Cabelos assanhados escancararam o descontentamento da jovem enfurecida, dominada por impulsos de raiva que a levavam a pisotear o chão em um protesto escandaloso. A prótese mecânica rangia junto a dentes raivosos, preparados para desabafar a respeito do último absurdo ocorrido, mesmo que aquilo consumisse o que restara de sua paciência. Com um aparelho rastreador em mãos, ela esclareceu os motivos por trás do ódio crescente.

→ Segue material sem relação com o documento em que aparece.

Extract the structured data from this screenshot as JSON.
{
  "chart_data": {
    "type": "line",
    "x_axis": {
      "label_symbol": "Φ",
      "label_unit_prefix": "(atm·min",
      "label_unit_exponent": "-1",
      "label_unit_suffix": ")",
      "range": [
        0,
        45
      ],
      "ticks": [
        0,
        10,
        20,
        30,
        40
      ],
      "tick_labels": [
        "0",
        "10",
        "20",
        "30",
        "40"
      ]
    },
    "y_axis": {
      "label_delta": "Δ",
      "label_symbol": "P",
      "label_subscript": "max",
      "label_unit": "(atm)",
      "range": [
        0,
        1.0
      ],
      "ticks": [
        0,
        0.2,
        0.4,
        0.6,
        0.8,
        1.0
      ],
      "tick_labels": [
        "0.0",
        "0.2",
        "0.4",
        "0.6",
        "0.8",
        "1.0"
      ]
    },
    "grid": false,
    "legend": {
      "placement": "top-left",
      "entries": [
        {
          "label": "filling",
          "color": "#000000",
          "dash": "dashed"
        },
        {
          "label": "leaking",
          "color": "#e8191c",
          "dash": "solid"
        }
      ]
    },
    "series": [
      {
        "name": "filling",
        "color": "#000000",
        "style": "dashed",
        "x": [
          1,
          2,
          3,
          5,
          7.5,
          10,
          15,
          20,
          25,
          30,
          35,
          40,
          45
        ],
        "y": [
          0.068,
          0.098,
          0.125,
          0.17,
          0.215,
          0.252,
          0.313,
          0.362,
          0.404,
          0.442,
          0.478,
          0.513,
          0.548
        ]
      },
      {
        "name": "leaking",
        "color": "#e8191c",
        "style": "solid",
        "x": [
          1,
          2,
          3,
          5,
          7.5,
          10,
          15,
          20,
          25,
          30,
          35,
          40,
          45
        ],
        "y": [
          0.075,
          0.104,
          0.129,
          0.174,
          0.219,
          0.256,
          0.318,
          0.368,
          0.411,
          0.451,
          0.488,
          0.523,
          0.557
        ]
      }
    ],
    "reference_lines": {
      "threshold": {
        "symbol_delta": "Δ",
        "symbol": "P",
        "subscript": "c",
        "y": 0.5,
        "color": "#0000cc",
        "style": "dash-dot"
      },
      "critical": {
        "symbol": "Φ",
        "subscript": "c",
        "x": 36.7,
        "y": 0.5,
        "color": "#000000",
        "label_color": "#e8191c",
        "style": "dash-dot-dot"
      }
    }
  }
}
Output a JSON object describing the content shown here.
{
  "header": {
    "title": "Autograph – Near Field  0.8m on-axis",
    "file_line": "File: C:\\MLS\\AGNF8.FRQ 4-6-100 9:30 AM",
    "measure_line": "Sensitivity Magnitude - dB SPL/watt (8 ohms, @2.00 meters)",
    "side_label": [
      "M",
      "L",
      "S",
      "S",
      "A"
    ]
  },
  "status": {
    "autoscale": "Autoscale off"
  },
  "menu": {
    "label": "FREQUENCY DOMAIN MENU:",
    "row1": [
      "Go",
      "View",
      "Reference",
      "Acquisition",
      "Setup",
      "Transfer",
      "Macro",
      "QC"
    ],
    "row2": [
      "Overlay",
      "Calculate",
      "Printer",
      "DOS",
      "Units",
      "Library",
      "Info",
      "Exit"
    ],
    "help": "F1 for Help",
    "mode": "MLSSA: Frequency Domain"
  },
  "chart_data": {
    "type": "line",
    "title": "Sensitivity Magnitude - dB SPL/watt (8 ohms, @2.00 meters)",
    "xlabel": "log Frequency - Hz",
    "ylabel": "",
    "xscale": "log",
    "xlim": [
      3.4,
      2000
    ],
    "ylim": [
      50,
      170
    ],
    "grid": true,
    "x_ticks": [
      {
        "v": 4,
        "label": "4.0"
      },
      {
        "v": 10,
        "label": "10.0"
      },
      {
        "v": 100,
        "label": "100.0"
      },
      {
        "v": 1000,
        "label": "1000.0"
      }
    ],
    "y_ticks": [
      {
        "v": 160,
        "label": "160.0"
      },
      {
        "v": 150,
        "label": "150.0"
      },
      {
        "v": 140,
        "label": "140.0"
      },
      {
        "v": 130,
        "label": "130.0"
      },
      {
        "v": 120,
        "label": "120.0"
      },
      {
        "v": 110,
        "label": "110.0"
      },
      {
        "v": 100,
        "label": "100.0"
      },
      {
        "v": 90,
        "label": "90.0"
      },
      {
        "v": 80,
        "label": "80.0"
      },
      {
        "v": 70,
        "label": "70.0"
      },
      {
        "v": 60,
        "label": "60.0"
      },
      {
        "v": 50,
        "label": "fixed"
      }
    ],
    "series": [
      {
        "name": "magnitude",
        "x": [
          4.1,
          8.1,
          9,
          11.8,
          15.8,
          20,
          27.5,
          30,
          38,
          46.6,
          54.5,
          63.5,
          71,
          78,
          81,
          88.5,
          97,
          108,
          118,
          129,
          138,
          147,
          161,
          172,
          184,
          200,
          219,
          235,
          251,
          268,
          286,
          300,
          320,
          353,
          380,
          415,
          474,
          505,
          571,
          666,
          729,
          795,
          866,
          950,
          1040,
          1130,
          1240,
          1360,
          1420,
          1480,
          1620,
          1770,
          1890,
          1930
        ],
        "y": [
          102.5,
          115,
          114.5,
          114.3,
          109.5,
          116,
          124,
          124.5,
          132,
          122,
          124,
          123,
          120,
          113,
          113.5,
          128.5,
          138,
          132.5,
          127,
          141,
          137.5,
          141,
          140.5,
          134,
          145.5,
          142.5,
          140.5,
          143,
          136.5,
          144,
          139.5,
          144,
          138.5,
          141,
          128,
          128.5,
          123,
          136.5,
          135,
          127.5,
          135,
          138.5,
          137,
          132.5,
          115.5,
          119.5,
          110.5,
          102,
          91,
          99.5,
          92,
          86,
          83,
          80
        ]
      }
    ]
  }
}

— O meu radar nunca mente! Aquele idiota conseguiu morrer apenas para o meu peso! Sendo culpa de uma relíquia ou não, eu fiquei bastante ofendida!!!

— Terras dominadas por um reinado ganancioso. Aquele lugar não é muito diferente da situação em que vivemos.

— Então eles também tem um tipo de STONES. Se isso for verdade, o moleque só precisa encontrar uma nave e…

— As semelhanças com a STONES param no campo das ideologias. Eles não têm esse nível de tecnologia. Não são uma empresa multimilionária, apenas um rei com homens e cavalos sob seu comando.

— Que estupidez! Como alguém conquista um planeta inteiro somente com cavalos?

— Guerras de verdade são lutadas com determinação e bastante ganância pelo poder. Acha que já viu um combate até a morte?

— Claro que sim, idiota. A resistência passa por esses perrengues todos os dias!

— Jamais compare algumas baixas com a ferocidade de um campo de batalha.

***

Lanças perfuravam a carne de inimigos desatentos. Corpos tombavam sobre a terra encharcada de sangue, enquanto estandartes tremulavam sob o vento cortante, marcando a disputa feroz por cada pedaço de terreno. Além da brutalidade de ofensivas corpo-a-corpo, o confronto contornava a limitação da sua linha de ataque com a precisão de um combate à distância.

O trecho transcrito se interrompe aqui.